There is nothing special about the video content the school’s support staff is putting out. It’s normally just a member of the staff sitting in front of a camera, sharing his or her expertise on a topic.
Most of the time, UNT’s nutrition and training staffs use their cell phones or laptops to create videos. Wright drafted his wife to serve as his videographer.
Lately, UNT’s staff has added more visual elements. Krysiak appeared behind a table full of fruits and vegetables for a video on tips for athletes who are headed to the grocery store.
“At first it was a little different, but you grow into it,” Krysiak said. “It’s given me a whole new set of skills.”
The more UNT has experimented with social media to reach athletes during the shutdown, the more they have realized its potential.

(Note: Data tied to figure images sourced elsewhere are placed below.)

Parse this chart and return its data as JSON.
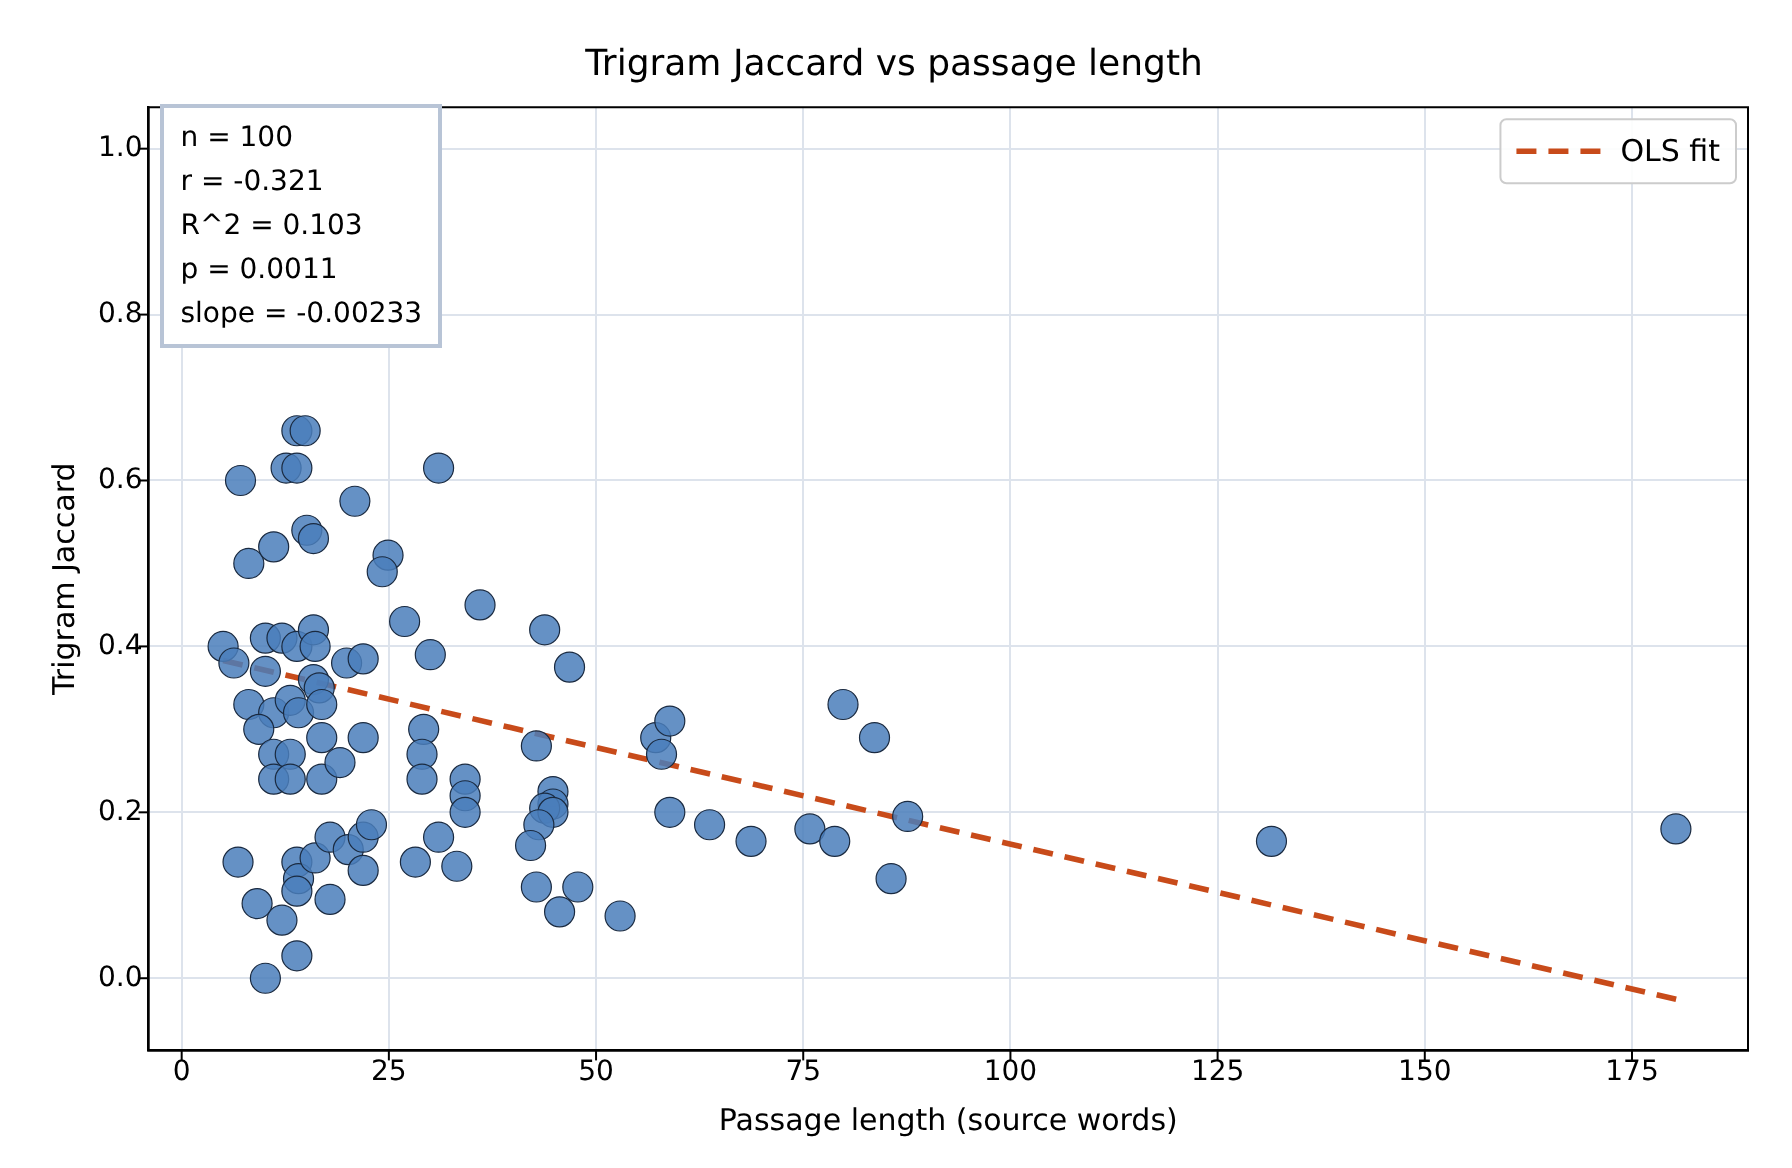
{
  "chart_data": {
    "type": "scatter",
    "title": "Trigram Jaccard vs passage length",
    "xlabel": "Passage length (source words)",
    "ylabel": "Trigram Jaccard",
    "xlim": [
      -4,
      189
    ],
    "xticks": [
      0,
      25,
      50,
      75,
      100,
      125,
      150,
      175
    ],
    "ylim": [
      -0.087,
      1.05
    ],
    "yticks": [
      {
        "value": 0,
        "label": "0.0"
      },
      0.2,
      0.4,
      0.6,
      0.8,
      {
        "value": 1,
        "label": "1.0"
      }
    ],
    "grid": true,
    "legend": "top right",
    "marker": "circle",
    "annotations": [
      "n = 100\nr = -0.321\nR^2 = 0.103\np = 0.0011\nslope = -0.00233"
    ],
    "series": [
      {
        "type": "scatter",
        "color": "#4a7ebb",
        "x": [
          8.1,
          11.1,
          15.1,
          15.9,
          24.9,
          24.2,
          36.0,
          26.9,
          43.8,
          5.0,
          6.3,
          10.1,
          12.1,
          13.9,
          15.9,
          16.1,
          19.9,
          21.9,
          30.0,
          10.1,
          15.9,
          16.6,
          8.1,
          11.1,
          9.3,
          13.1,
          14.1,
          16.9,
          16.9,
          21.9,
          11.1,
          13.1,
          11.1,
          13.1,
          16.9,
          19.1,
          29.2,
          29.0,
          29.0,
          34.2,
          34.2,
          34.2,
          42.8,
          44.8,
          44.8,
          43.8,
          44.8,
          43.1,
          6.8,
          9.1,
          12.1,
          10.1,
          13.9,
          13.9,
          14.1,
          13.9,
          16.1,
          17.9,
          20.1,
          21.9,
          22.9,
          21.9,
          17.9,
          28.2,
          31.0,
          33.2,
          42.1,
          42.8,
          45.6,
          46.8,
          47.8,
          52.9,
          57.2,
          58.9,
          57.9,
          58.9,
          63.7,
          68.7,
          75.8,
          78.8,
          79.8,
          83.6,
          87.6,
          85.6,
          7.1,
          13.9,
          14.9,
          12.6,
          13.9,
          31.0,
          20.9,
          131.5,
          180.3
        ],
        "values": [
          0.5,
          0.52,
          0.54,
          0.53,
          0.51,
          0.49,
          0.45,
          0.43,
          0.42,
          0.4,
          0.38,
          0.41,
          0.41,
          0.4,
          0.42,
          0.4,
          0.38,
          0.385,
          0.39,
          0.37,
          0.36,
          0.35,
          0.33,
          0.32,
          0.3,
          0.335,
          0.32,
          0.33,
          0.29,
          0.29,
          0.27,
          0.27,
          0.24,
          0.24,
          0.24,
          0.26,
          0.3,
          0.27,
          0.24,
          0.24,
          0.22,
          0.2,
          0.28,
          0.225,
          0.21,
          0.205,
          0.2,
          0.185,
          0.14,
          0.09,
          0.07,
          0.0,
          0.027,
          0.14,
          0.12,
          0.105,
          0.145,
          0.17,
          0.155,
          0.17,
          0.185,
          0.13,
          0.095,
          0.14,
          0.17,
          0.135,
          0.16,
          0.11,
          0.08,
          0.375,
          0.11,
          0.075,
          0.29,
          0.31,
          0.27,
          0.2,
          0.185,
          0.165,
          0.18,
          0.165,
          0.33,
          0.29,
          0.195,
          0.12,
          0.6,
          0.66,
          0.66,
          0.615,
          0.615,
          0.615,
          0.575,
          0.165,
          0.18
        ]
      },
      {
        "type": "line",
        "name": "OLS fit",
        "color": "#c84b1a",
        "line_style": "dashed",
        "marker": "none",
        "x": [
          5,
          181
        ],
        "values": [
          0.383,
          -0.027
        ]
      }
    ]
  }
}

“When it’s done properly, it can be a great platform to create situations we think will be best for our athletes,” Wright said. “At a time like now when we are all separated, we still have our phones and computers. We can still connect.”
UNT’s staff has been pleased with the response. They have heard from the school’s athletes as well as high school coaches who say their players have benefited from watching the videos the department has produced.
“Social media gets a bad rap sometimes,” Ashford said. “This is a way we can use it in a positive manner and keep athletes engaged without overwhelming them or putting too much pressure on them.”